160. Intersection of Two Linked Lists
Write a program to find the node at which the intersection of two singly linked lists begins.
For example, the following two linked lists:
begin to intersect at node c1.
Example 1:
Input: intersectVal = 8, listA = [4,1,8,4,5], listB = [5,0,1,8,4,5], skipA = 2, skipB = 3 Output: Reference of the node with value = 8 Input Explanation: The intersected node's value is 8 (note that this must not be 0 if the two lists intersect). From the head of A, it reads as [4,1,8,4,5]. From the head of B, it reads as [5,0,1,8,4,5]. There are 2 nodes before the intersected node in A; There are 3 nodes before the intersected node in B.
Example 2:
Input: intersectVal = 2, listA = [0,9,1,2,4], listB = [3,2,4], skipA = 3, skipB = 1 Output: Reference of the node with value = 2 Input Explanation: The intersected node's value is 2 (note that this must not be 0 if the two lists intersect). From the head of A, it reads as [0,9,1,2,4]. From the head of B, it reads as [3,2,4]. There are 3 nodes before the intersected node in A; There are 1 node before the intersected node in B.
Example 3:
Input: intersectVal = 0, listA = [2,6,4], listB = [1,5], skipA = 3, skipB = 2 Output: null Input Explanation: From the head of A, it reads as [2,6,4]. From the head of B, it reads as [1,5]. Since the two lists do not intersect, intersectVal must be 0, while skipA and skipB can be arbitrary values. Explanation: The two lists do not intersect, so return null.
Notes:
- If the two linked lists have no intersection at all, return
null. - The linked lists must retain their original structure after the function returns.
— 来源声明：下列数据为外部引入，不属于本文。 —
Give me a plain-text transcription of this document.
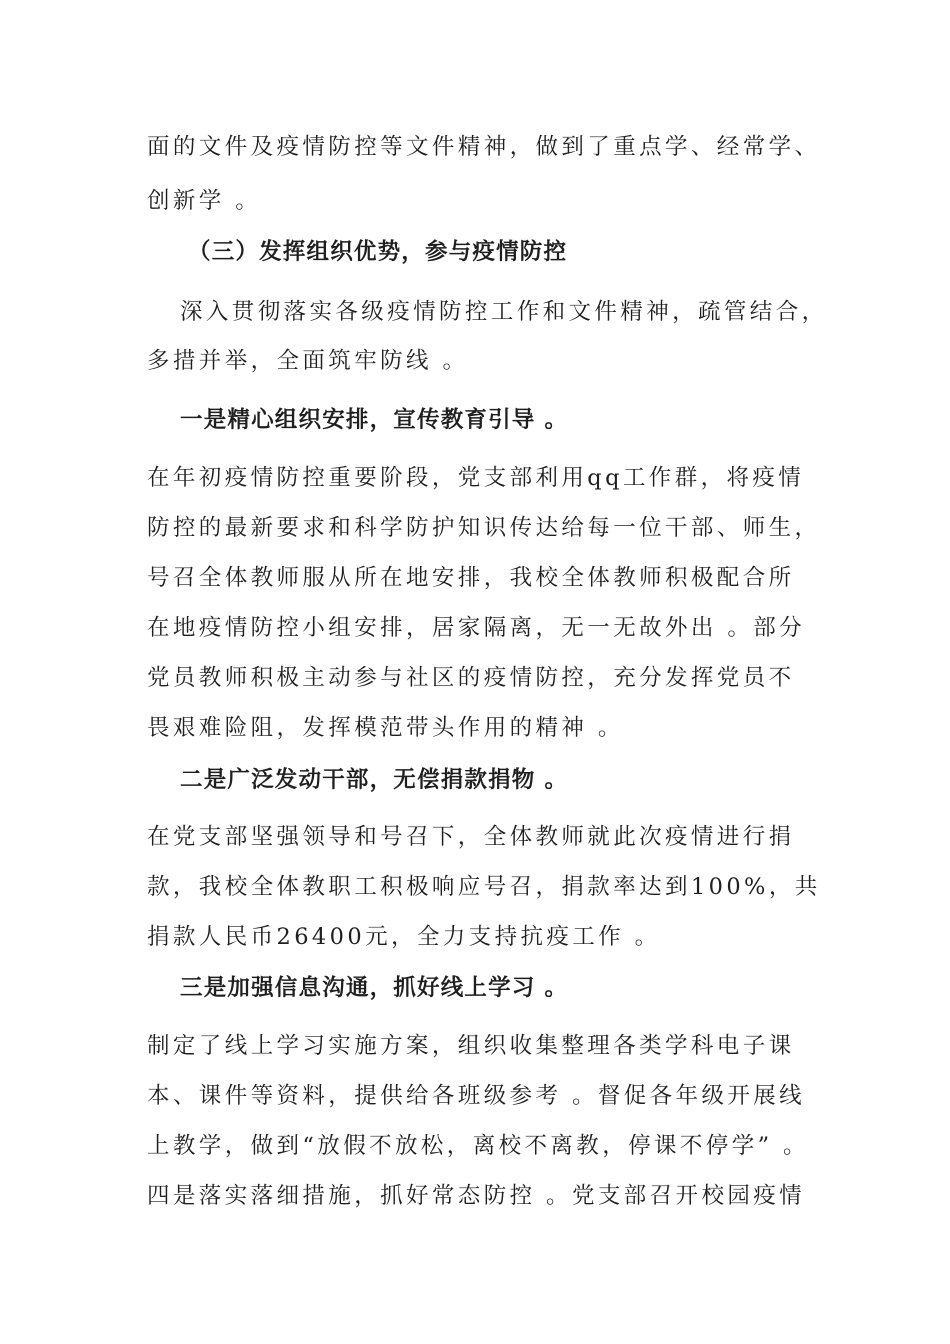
面的文件及疫情防控等文件精神，做到了重点学、经常学、
创新学 。
（三）发挥组织优势，参与疫情防控
深入贯彻落实各级疫情防控工作和文件精神，疏管结合，
多措并举，全面筑牢防线 。
一是精心组织安排，宣传教育引导 。
在年初疫情防控重要阶段，党支部利用qq工作群，将疫情
防控的最新要求和科学防护知识传达给每一位干部、师生，
号召全体教师服从所在地安排，我校全体教师积极配合所
在地疫情防控小组安排，居家隔离，无一无故外出 。部分
党员教师积极主动参与社区的疫情防控，充分发挥党员不
畏艰难险阻，发挥模范带头作用的精神 。
二是广泛发动干部，无偿捐款捐物 。
在党支部坚强领导和号召下，全体教师就此次疫情进行捐
款，我校全体教职工积极响应号召，捐款率达到100%，共
捐款人民币26400元，全力支持抗疫工作 。
三是加强信息沟通，抓好线上学习 。
制定了线上学习实施方案，组织收集整理各类学科电子课
本、课件等资料，提供给各班级参考 。督促各年级开展线
上教学，做到“放假不放松，离校不离教，停课不停学” 。
四是落实落细措施，抓好常态防控 。党支部召开校园疫情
- You may assume there are no cycles anywhere in the entire linked structure.
- Your code should preferably run in O(n) time and use only O(1) memory.
给定两个链表,如果这两个链表在某个点相交,并且此后合并为一个链表,要找出这个交点;如果不想交,返回NULL。 简单的方法是,如果两个链表相交,比如题图在c1相交,则对于两个链表,从相交点往后长度是一样的,所以我们可以先求出两个链表的长度,假设长度差是delta,则较长链表先前进delta步,此时长短链表的往后的路都是一样长了,这样两个链表一起走,如果发现有相等的节点,则是相交节点,否则两个链表不相交。 本思路代码如下:
class Solution {
public:
ListNode* getIntersectionNode(ListNode* headA, ListNode* headB)
{
int len1 = 0, len2 = 0;
ListNode *h1 = headA, *h2 = headB;
while (h1) {
++len1;
h1 = h1->next;
}
while (h2) {
++len2;
h2 = h2->next;
}
h1 = headA;
h2 = headB;
if (len1 > len2) {
while (len1 > len2) {
h1 = h1->next;
–len1;
}
}
else if (len2 > len1) {
while (len2 > len1) {
h2 = h2->next;
–len2;
}
}
while (h1 && h2 && h1 != h2) {
h1 = h1->next;
h2 = h2->next;
}
if (!h1 || !h2)
return NULL;
else
return h1;
}
};本代码提交AC,用时39MS。
还有一种思路很巧妙,参考:http://www.cnblogs.com/yuzhangcmu/p/4128794.html
具体是这样的,比如题目中的例子,假设指针pA和pB分别指向A,B两个链表,两个指针同时不断的一步一步走,当pA走到结尾时,pA指向B链表表头开始走,同理当pB走到结尾时,pB指向A链表表头开始走。不断的走,当pA和pB指向同一个节点时,就是那个相交的节点。这个很巧妙呀,当pA和pB走到相交点时,他们走过的路程其实是相等的,比如题目中,他们都走了9个节点后相遇了。
代码如下:
class Solution {
public:
ListNode* getIntersectionNode(ListNode* headA, ListNode* headB)
{
if (headA == NULL || headB == NULL)
return NULL;
ListNode *h1 = headA, *h2 = headB;
ListNode *tail1 = NULL, *tail2 = NULL;
while (true) {
if (h1 == NULL)
h1 = headB;
if (h2 == NULL)
h2 = headA;
if (h1->next == NULL)
tail1 = h1;
if (h2->next == NULL)
tail2 = h2;
if (tail1 != NULL && tail2 != NULL && tail1 != tail2)
return NULL;
if (h1 == h2)
return h1;
h1 = h1->next;
h2 = h2->next;
}
}
};本代码提交AC,用时36MS。
三刷。同样的思路:
class Solution {
public:
ListNode *getIntersectionNode(ListNode *headA, ListNode *headB) {
if (headA == NULL || headB == NULL)return NULL;
ListNode *la = headA, *lb = headB;
bool la_changed = false, lb_changed = false;
while (la != lb) {
la = la->next;
lb = lb->next;
if (la == NULL) {
if (la_changed)return NULL;
else {
la = headB;
la_changed = true;
}
}
if (lb == NULL) {
if (lb_changed)return NULL;
else {
lb = headA;
lb_changed = true;
}
}
}
return la;
}
};本代码提交AC,用时68MS。